Il conto alla rovescia partirà con l’apertura delle iscrizioni, prevista per mercoledì 8 aprile, mentre la chiusura è fissata a venerdì 1° maggio. I protagonisti potranno prendere contatto con il percorso a partire da domenica 3 maggio, giornata in cui verrà consegnato il road book: dalle 14 alle 22 sarà infatti possibile effettuare una prima fase di ricognizioni. Operazione che potrà essere ripetuta, negli stessi orari, anche venerdì 8 maggio.
La gara entrerà nel vivo con le verifiche tecniche e sportive: un primo turno, riservato agli iscritti allo shakedown, si svolgerà venerdì 8 maggio dalle 18 alle 21. Per tutti gli altri equipaggi, il controllo dei documenti e delle vetture è previsto sabato dalle 8 alle 11.30.

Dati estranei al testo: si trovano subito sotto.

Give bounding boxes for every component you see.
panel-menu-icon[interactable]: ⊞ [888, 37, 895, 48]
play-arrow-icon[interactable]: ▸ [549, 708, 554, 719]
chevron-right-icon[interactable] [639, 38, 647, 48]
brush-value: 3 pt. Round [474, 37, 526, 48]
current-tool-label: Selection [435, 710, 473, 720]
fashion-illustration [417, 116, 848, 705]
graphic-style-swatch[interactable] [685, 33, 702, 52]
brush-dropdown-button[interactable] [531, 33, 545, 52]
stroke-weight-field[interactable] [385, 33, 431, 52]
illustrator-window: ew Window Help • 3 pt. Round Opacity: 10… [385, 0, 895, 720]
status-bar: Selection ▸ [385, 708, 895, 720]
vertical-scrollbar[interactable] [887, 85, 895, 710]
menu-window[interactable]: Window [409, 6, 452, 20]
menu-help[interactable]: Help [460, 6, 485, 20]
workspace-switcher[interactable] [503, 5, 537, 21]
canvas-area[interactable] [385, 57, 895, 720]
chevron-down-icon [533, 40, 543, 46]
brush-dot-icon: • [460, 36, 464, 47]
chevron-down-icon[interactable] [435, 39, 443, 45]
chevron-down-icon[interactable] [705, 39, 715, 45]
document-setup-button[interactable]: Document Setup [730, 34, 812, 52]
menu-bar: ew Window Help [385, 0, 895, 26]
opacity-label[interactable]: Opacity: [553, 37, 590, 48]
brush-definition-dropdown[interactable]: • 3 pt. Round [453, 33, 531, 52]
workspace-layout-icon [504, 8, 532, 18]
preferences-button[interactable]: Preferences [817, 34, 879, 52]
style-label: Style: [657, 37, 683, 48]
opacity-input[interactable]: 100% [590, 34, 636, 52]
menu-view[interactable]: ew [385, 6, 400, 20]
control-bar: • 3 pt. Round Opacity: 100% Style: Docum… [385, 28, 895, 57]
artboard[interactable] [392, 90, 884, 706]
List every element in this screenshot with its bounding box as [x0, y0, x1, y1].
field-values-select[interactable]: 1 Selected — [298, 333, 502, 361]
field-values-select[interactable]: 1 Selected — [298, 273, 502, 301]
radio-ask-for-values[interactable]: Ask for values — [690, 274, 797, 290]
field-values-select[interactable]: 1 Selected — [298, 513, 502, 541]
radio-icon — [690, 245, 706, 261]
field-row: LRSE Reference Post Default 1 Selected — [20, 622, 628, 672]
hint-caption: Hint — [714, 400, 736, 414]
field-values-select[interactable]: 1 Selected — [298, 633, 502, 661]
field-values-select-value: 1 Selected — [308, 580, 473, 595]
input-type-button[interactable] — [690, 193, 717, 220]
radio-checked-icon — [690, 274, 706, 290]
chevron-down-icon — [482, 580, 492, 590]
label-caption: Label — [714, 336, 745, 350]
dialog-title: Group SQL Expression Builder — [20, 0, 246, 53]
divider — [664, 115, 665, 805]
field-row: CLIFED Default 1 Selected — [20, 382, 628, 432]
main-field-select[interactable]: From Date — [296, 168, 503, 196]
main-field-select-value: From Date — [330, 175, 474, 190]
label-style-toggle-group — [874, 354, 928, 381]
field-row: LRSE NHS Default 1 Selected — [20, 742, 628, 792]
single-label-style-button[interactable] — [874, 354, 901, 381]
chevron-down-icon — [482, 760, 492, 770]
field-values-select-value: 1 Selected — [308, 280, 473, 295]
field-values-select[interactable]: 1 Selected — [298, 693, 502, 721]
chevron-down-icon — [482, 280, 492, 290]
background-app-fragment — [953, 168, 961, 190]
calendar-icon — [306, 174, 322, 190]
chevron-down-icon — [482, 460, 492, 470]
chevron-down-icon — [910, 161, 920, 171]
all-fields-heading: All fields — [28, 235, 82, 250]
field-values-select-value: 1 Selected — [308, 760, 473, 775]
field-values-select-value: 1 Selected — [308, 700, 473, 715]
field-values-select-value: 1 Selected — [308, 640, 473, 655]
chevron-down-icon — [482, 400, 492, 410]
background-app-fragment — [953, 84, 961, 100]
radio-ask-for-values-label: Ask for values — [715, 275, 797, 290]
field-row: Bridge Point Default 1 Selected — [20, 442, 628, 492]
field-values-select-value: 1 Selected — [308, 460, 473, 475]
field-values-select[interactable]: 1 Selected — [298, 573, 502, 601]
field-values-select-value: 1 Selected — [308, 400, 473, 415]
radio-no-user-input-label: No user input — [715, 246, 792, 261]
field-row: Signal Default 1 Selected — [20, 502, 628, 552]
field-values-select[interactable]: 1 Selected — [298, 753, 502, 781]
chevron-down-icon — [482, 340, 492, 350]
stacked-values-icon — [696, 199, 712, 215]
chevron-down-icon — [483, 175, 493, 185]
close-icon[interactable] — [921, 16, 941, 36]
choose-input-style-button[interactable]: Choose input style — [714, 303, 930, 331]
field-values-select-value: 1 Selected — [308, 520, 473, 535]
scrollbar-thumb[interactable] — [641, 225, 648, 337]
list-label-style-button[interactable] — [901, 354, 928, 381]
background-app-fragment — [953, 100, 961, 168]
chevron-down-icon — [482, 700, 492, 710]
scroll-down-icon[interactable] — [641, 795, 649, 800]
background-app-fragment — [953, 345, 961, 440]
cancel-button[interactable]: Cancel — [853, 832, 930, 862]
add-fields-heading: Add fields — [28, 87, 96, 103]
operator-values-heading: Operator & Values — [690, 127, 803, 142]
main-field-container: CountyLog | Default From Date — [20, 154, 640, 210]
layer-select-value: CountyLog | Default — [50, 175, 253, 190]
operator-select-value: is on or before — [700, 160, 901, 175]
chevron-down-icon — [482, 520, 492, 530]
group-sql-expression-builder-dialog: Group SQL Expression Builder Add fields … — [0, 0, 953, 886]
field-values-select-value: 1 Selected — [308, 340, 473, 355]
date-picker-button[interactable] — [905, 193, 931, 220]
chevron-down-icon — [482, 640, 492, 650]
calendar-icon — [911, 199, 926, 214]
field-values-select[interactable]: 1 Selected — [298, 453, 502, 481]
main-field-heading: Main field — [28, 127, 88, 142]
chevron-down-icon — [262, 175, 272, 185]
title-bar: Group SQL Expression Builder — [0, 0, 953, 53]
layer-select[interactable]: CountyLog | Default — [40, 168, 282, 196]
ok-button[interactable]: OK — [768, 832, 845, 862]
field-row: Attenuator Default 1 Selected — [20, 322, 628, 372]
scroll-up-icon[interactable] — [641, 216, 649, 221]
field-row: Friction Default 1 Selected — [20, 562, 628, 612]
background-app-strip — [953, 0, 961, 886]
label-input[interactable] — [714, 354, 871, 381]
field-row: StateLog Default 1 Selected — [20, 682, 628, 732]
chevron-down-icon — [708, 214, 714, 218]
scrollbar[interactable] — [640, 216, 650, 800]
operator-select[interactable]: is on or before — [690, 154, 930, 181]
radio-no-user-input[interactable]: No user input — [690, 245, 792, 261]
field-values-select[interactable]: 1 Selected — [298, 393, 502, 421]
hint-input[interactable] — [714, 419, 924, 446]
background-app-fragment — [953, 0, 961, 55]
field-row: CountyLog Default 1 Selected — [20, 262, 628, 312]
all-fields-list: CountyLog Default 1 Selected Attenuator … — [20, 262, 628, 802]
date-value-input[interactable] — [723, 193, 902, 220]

Lo shakedown, articolato in due fasi, si terrà dalle 8.30 alle 11 e dalle 11.30 alle 13.30.
La pedana di partenza tornerà nel cuore di Aosta, a pochi passi dall’Arco di Augusto, da dove alle 16.31 di sabato scatterà la prima vettura verso la prova speciale, che verrà percorsa due volte, la seconda alla luce dei fari.
Dopo il riordino notturno, la gara riprenderà domenica con la disputa di altre due prove speciali, anch’esse da ripetere, per poi concludersi con l’arrivo finale, nuovamente all’ombra del suggestivo Arco di Augusto, alle 16.01.
Riordino e parco assistenza saranno allestiti negli ampi spazi del parcheggio della telecabina Aosta–Pila.
A vincere l’edizione 2025 sono stati Elwis Chentre e Igor D’Herin, su Skoda Fabia del Team D’Ambra. La gara venne sospesa a due prove dal termine a causa del malore fatale che colpì, durante un trasferimento, il pilota Massimiliano Ponzetti.